Rita foi apresentada na delegacia ao final do show, onde assinou boletim de ocorrência por desacato aos policiais e, em seguida, foi liberada.
Aborto
Rita Lee também fala sobre aborto na autobiografia e defende o direito da mulher em decidir sobre o próprio corpo: “Nenhuma mulher faz aborto sorrindo”. Ela argumenta que a mulher arca sozinha com as consequências moral e espiritual e que o universo feminino “é complexo demais para machos, religiosos e políticos meterem o bico, esses para os quais prevalecem mais o direito do feto que ainda nem nasceu ao da mãe que não deseja pari-lo por motivos que não nos cabe julgar, psicológicos, econômicos, neurológicos, até mesmo espirituais.”

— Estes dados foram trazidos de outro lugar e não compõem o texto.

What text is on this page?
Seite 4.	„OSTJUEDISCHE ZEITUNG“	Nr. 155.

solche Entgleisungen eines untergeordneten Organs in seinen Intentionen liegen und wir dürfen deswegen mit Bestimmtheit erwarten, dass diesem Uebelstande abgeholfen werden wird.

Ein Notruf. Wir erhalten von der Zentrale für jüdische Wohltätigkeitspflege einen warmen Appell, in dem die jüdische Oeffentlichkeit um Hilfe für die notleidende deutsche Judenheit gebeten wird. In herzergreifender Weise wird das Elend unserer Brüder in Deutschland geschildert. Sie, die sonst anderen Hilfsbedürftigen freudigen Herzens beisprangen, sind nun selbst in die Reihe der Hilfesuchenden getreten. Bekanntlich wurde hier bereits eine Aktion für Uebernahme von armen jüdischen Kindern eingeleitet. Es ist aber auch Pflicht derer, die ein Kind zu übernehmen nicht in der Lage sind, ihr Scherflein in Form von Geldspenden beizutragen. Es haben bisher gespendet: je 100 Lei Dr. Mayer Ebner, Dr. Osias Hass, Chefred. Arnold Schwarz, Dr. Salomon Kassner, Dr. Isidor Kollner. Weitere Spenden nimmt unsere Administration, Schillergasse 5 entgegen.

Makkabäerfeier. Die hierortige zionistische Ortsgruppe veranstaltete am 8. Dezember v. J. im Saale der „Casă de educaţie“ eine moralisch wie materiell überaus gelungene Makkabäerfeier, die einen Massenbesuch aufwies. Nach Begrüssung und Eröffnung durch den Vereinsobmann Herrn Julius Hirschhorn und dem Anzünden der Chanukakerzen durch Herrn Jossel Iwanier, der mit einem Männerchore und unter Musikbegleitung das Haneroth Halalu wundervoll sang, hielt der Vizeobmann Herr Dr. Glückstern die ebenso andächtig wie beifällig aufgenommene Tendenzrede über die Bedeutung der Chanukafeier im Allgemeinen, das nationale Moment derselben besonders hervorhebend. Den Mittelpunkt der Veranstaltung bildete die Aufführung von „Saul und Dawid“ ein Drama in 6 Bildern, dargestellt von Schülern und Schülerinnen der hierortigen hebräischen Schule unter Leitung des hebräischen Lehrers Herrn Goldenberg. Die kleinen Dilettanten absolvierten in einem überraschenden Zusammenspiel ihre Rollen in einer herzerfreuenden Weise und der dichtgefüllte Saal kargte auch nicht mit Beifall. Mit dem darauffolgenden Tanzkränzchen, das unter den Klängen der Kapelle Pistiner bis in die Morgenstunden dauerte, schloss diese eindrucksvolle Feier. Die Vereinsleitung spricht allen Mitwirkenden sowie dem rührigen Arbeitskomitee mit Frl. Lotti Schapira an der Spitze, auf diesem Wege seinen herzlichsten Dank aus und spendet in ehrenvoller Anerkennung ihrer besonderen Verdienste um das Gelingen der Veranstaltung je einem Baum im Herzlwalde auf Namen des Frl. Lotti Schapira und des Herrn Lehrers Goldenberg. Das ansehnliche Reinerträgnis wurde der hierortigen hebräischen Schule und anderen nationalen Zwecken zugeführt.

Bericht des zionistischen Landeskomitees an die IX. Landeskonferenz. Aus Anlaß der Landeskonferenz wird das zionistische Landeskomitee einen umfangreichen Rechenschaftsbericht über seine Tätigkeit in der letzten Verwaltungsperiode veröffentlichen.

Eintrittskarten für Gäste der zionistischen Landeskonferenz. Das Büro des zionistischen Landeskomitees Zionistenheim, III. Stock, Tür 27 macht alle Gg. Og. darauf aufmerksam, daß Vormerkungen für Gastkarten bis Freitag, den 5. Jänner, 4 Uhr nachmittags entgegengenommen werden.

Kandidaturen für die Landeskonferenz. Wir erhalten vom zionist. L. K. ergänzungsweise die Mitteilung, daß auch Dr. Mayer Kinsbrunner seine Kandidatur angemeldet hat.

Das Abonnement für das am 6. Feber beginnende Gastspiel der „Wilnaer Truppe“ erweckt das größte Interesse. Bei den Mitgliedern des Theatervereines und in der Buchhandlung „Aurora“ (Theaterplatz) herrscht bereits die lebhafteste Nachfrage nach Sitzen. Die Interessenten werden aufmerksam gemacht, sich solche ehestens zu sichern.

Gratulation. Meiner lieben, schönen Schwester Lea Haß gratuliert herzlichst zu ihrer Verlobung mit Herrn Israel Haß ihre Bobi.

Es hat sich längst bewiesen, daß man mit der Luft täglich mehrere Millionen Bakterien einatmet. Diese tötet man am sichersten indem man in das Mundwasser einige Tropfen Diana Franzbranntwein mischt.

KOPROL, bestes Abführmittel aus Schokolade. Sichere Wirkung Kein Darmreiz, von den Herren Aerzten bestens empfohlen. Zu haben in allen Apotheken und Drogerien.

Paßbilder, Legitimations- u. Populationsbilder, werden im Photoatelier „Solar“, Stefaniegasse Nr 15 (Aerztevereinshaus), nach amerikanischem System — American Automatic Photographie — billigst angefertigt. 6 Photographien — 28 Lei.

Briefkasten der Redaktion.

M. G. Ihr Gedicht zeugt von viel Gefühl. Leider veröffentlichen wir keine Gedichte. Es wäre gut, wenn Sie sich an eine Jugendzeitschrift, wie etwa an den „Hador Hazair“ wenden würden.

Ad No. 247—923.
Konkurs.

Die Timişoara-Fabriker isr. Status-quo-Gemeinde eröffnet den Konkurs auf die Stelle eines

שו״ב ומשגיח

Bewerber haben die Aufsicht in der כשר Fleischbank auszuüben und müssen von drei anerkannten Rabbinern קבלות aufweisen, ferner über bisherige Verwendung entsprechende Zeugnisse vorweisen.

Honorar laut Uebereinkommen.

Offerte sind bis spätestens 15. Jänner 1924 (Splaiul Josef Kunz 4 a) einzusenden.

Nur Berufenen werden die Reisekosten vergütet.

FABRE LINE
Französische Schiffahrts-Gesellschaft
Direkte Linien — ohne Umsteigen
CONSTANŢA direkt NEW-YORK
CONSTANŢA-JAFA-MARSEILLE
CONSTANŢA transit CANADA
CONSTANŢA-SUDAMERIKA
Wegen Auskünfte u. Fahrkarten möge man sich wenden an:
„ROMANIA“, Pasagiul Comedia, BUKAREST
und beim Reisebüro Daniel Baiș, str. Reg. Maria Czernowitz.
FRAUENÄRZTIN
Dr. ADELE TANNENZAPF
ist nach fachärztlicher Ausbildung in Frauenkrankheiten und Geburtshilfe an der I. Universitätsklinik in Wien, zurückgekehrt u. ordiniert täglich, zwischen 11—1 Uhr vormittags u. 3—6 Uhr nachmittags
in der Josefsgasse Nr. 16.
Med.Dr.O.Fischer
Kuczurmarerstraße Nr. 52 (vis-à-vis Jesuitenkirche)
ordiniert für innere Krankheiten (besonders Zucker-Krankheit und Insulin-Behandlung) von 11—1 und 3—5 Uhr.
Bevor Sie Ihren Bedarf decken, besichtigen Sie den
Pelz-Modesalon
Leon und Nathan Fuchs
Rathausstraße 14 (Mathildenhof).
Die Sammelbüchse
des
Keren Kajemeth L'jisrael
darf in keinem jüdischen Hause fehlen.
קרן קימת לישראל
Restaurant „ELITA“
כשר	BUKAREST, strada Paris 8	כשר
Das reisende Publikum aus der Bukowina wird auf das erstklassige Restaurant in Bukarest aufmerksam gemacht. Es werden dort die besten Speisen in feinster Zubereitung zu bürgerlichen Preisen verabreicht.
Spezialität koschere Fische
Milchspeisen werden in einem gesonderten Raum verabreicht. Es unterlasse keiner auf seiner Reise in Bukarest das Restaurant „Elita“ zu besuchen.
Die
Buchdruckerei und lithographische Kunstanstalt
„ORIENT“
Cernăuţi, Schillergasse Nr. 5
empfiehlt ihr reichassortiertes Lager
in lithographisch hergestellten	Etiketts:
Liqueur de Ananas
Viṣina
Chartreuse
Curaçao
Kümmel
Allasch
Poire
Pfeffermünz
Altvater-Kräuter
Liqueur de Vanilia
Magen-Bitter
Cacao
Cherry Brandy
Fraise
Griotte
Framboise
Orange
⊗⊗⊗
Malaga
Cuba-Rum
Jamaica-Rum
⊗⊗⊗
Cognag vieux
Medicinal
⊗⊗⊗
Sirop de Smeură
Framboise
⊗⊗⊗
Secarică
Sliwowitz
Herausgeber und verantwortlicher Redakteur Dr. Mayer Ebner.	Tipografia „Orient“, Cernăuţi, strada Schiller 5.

“Aborto não é uma mutilação no corpo da mulher. (...) Parir e abandonar o bebezinho numa lata de lixo é criminoso. Parir e pôr para adoção é irresponsavelmente confortável. Parir e criar em condições sub-humanas é indigno”, acrescenta.
Drogas
Na autobiografia, Rita também comenta situações da dependência de drogas que sofreu por muitos anos. Como da vez em que desembarcou no aeroporto de São Paulo com um “mimoso colar de muitas voltas feito com 'miçangas' de pedrinhas de LSD coladas pacientemente uma a uma num cordãozinho de algodão”. Rita disse que pretendia vender, mas acabou usando metade da droga.
Também no livro, Rita Lee conta que havia deixado as drogas e que estava curtindo a vida com a família. "Sei que ainda há quem me veja malucona, doidona, porra-louca, maconheira, droguística, alcoólatra e lisérgica, entre outras virtudes. Confesso que vivi essas e outras tantas, mas não faço a ex-vedete-neo-religiosa, apenas encontrei um barato ainda maior: a mutante virou meditante”.
"Sigo sendo uma septuagenária bem‑vivida, bem‑experimentada, bem‑amada, careta, feliz e bonitinha (...) Tempo para curtir minha casa no mato, para pintar, cuidar da horta, paparicar meus filhos, acompanhar minha neta crescer, lamber meus bichinhos, brincar de dona de casa, escrever historinhas, deixar os cabelos brancos, assistir novela, reler livros de crimes que já esqueci quem eram os culpados, ler biografias de celebridades com mais de 70 anos, descolar adoção para bichos abandonados, acompanhar a política planetária, faxinar gavetas, aprender a cozinhar, namorar Roberto e, se ainda me sobrar um tempinho, compor umas musiquinhas", conclui.